第2話・コンニチワ刑事さん、私が身元引受人よ

 高校の時に文芸部に所属していたが、その時に部員のようで部員でない1つ年上の先輩というのが部室に顔を出していた。ある時は空手部員で、ある時は写真部、あとは山岳部にもいたような気もする。・・・とにかく自由に部活を横断し、謳歌していた方がいた。


 その方がある日突然、「文を書く」というので作品を持ってきていただいたところ、架空の次回予告だけを突然作り出して、部を騒然とさせた。1文単位で支離滅裂な文を繋げて作品のようで全く関係性の無いでっち上げの1000文字程度の次回予告があった。今は覚えていないが「知らない人の家に上がり込み、高級そうな酒を勝手に飲んで大トラになった父、英彦。明日スポーツカーのボンネットにくくりつけられたまま死刑判決を聞くことができるのか!?」みたいな、脳汁が溢れた怪文書の羅列だ。

 そのまま最終的には「次回、『ティファニーで朝食を』お楽しみください」と好き勝手に他人の作品と繋げて終了したような気がする。細かい所は間違っていても、大体はそんなノリだ。

 それが箸が転んでもおかしいと感じる年頃にぶつけられた。

 意味不明な文章を書くのが伝播して部内でブームになった。作者もテンションが上って部室にあったホワイトボードに、車にくくりつけられた中年の絵を書いていたような気がする。


 今でこそ、電気グルーヴのオールナイトニッポンのような造語のムーブメントだったと分かった。更には20年前に少しだけ流行ったテレビ覧のコラージュと一緒に出てきた気がする。「笑っていいとも タモリンピックに犬乱入!? 消化器いくつ飲めるかギネスに挑戦 志村けん他」みたいな。そういうのも、部活の金で勝手に文芸誌を刷っては図書館の端に置いて、多感な学生に対して不用意に刺激していたと記憶している。


 当時の自分を思い出しても、単語帳にシュールな訳の大喜利を書いて成績の低い、物知らずな同級生に暗記させようと撹乱して謀反を起こされたりと、高校生なのに比較的いろいろとユルユルなことはやっていたような気がする。

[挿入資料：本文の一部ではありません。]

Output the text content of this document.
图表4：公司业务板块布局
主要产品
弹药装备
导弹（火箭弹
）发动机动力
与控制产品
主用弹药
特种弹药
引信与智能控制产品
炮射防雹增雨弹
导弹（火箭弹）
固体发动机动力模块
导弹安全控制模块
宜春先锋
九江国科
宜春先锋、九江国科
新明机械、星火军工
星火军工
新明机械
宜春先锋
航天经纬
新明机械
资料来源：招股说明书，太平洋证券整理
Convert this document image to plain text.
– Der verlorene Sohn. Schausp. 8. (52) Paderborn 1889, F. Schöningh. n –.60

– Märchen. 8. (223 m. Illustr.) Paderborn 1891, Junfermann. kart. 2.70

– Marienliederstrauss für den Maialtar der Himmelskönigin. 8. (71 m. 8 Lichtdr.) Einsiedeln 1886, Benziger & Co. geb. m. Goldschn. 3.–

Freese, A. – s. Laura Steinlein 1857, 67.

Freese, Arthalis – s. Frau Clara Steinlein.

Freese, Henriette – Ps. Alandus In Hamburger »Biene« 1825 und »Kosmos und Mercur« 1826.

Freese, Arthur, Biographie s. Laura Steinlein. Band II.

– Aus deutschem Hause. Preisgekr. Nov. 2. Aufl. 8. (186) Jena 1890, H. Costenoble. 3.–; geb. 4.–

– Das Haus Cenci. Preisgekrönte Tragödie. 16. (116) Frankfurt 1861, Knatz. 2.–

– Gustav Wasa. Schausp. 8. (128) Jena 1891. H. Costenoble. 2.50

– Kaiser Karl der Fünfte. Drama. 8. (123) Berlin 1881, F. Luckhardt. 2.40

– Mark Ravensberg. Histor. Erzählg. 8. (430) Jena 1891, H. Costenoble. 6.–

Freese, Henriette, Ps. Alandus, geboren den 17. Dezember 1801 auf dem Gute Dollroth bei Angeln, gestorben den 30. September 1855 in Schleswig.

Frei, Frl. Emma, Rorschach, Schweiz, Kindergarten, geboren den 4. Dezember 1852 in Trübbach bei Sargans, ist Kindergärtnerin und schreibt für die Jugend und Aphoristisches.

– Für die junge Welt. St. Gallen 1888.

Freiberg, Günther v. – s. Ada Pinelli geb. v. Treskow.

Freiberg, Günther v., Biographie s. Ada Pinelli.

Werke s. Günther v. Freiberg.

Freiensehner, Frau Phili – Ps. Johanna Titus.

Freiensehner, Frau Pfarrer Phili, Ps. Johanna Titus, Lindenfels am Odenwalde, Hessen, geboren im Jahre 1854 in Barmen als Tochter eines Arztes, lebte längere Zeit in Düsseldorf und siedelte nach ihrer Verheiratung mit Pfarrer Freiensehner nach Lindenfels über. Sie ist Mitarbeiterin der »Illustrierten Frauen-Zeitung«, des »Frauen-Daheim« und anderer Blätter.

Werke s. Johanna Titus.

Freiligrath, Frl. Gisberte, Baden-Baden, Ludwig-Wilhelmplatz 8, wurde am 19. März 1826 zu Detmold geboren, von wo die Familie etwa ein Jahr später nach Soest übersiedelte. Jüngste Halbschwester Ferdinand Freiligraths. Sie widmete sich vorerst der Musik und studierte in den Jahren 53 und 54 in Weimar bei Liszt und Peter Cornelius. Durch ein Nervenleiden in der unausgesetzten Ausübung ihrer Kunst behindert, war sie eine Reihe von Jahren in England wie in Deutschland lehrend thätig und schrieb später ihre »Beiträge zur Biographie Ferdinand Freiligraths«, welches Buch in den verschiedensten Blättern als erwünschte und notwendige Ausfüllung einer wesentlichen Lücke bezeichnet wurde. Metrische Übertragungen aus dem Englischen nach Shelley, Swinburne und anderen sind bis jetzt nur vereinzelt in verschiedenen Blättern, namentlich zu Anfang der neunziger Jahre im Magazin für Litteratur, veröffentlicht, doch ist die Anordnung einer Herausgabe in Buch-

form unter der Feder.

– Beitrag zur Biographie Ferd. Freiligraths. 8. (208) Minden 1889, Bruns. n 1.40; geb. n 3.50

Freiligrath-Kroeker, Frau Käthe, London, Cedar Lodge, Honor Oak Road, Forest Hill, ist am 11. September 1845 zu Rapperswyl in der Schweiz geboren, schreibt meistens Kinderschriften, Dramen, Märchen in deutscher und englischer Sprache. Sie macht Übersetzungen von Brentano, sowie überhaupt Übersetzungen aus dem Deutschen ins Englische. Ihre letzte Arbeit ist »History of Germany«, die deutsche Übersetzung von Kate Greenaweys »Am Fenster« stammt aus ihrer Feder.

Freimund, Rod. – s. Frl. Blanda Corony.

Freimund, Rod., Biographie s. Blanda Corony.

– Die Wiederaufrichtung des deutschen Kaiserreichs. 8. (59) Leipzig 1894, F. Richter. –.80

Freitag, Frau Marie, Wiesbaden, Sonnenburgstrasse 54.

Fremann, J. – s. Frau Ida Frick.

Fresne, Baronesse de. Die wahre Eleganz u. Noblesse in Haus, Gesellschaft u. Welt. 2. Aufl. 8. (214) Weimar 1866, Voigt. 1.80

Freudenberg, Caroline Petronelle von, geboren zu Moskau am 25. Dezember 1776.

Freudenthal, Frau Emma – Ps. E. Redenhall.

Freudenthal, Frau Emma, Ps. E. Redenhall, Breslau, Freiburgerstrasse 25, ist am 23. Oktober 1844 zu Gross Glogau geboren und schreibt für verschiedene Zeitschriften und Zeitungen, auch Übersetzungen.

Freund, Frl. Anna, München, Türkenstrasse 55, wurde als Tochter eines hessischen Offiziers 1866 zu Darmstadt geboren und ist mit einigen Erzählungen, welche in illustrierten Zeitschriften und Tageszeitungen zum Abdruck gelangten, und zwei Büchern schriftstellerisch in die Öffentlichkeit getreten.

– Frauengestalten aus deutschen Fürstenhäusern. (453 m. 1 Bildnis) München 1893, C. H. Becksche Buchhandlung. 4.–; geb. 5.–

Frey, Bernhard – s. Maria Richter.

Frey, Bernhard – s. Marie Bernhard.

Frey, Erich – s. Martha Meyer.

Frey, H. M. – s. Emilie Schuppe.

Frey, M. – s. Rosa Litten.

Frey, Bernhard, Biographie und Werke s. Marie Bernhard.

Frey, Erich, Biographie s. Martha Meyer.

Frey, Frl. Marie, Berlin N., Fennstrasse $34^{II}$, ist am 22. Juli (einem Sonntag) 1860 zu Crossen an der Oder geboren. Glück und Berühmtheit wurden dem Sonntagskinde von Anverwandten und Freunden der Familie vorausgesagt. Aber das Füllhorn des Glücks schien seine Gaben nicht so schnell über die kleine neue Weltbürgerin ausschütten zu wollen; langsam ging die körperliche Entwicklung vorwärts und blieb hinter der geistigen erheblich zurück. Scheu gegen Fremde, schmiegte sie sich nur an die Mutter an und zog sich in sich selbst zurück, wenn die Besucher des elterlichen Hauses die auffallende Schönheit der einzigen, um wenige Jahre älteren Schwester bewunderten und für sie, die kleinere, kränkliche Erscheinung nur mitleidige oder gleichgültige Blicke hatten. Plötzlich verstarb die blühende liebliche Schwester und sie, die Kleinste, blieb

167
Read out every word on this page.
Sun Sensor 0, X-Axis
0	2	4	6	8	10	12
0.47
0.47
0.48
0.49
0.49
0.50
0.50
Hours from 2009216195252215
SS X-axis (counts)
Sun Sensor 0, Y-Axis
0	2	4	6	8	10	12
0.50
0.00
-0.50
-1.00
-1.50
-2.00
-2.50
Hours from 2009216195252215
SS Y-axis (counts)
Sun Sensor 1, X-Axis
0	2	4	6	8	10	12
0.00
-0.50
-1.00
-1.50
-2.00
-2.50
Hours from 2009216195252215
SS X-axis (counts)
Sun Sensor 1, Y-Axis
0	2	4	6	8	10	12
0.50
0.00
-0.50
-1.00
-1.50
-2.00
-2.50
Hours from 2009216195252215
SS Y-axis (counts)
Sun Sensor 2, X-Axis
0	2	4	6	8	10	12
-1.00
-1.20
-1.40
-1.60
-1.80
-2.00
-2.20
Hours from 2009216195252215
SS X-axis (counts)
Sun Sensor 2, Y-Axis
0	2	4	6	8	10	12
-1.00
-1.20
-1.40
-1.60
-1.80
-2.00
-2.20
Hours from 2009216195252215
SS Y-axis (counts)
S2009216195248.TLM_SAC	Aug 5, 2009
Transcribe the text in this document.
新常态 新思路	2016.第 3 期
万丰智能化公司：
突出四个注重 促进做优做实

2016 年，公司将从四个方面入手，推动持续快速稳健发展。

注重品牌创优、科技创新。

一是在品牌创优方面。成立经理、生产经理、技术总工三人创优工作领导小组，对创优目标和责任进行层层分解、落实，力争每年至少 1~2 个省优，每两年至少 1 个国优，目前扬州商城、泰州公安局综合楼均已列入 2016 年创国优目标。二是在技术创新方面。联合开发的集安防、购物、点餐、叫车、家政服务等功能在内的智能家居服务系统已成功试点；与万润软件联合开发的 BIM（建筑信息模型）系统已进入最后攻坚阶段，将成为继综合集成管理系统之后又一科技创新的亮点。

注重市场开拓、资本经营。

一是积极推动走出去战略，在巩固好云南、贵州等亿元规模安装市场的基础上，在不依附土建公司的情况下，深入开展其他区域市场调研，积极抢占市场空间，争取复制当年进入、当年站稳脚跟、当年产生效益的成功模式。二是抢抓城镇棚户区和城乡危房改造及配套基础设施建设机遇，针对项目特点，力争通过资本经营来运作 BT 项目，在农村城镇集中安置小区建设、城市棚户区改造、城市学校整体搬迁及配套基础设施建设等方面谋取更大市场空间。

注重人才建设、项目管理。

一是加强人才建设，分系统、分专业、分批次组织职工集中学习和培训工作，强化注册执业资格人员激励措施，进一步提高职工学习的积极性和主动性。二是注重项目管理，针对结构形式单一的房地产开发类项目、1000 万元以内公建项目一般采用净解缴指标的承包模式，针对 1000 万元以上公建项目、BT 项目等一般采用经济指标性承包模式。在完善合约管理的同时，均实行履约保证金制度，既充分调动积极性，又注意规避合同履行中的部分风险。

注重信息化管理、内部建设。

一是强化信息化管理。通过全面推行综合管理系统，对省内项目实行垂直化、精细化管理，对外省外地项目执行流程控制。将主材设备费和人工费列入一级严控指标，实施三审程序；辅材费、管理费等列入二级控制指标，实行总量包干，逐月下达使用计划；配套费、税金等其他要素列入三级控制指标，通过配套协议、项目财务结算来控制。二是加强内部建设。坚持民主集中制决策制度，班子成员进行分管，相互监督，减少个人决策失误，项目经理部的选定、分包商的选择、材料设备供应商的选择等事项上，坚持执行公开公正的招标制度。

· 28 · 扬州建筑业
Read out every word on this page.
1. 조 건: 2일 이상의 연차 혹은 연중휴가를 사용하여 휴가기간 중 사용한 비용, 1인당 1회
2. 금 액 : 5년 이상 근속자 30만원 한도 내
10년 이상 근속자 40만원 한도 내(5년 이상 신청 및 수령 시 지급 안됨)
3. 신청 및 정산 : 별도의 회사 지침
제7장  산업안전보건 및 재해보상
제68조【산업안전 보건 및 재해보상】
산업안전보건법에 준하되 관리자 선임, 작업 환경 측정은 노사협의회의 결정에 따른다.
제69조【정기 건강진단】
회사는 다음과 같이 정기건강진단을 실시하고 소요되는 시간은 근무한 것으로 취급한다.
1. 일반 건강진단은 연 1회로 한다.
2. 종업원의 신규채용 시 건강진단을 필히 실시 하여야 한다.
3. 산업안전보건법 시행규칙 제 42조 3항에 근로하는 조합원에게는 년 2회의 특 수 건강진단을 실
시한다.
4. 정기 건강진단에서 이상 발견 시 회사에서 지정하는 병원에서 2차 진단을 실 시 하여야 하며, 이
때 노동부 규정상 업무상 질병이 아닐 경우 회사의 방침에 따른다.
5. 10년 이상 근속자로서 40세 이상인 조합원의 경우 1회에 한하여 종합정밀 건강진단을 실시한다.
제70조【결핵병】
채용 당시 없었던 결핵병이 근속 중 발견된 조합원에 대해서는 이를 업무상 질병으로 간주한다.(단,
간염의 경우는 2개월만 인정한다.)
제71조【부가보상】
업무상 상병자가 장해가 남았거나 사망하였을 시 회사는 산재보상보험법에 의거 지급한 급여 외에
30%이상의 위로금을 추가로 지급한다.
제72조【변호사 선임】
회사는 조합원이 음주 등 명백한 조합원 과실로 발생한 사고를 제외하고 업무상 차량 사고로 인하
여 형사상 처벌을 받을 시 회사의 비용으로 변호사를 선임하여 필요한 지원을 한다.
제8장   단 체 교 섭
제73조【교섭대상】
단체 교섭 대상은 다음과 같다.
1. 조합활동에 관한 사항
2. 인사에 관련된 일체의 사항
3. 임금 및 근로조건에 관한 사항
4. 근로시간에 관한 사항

 そういう最中、部員は3年にもなると、真面目に勉強して大学受験に向けていた。こちらは各担任に25点の期末テストと土下座の6点で、31点と赤点を阻止し進級できた身分として、ずいぶんと学力の差で離されてしまっていたような気がする。クラスで最下位から3位だったが、1位は家業を継ぐのが確定していた奴、2位は大学から推薦入学が確定していた奴、そして3位がおれだった。


 しっかり留年し、進学を志して今に至るのだけれど、あの時は一体なんだったんだろうと夢というか、谷のような思春期を送っていた。同年代の人と知り合い、思い出話をする時になっても、大体聞いている方は共感が全く出来ないため、心にしまっている話となっている。


 そもそも在籍していた2年間で文芸誌を約50冊、5000ページで最低でも300万字レベルの執筆スパンで、部活のメンバーで書いていたのに、どの賞レースにも出ていないという「狂ってるな」としか感想が出てこない時代だった。半年で部費を紙代だけで使い果たして部員で予算を募って、A4のコピー用紙、1箱500枚5包を1ヶ月に2箱とか買っていたとかを言っても「あるある~」だ、なんて言ってもらえない。


 青春は鬱屈としていて、誰とも会話が出来ないというようなヒガミをよく聞くけれど「よく分からない方向へフルスロットル」というものだと、誰に話しても苦笑いで返されるというのも辛いというのが分かった。


 若い人よ。とりあえずでいい、セックスとビルの隙間での野糞はしておけ。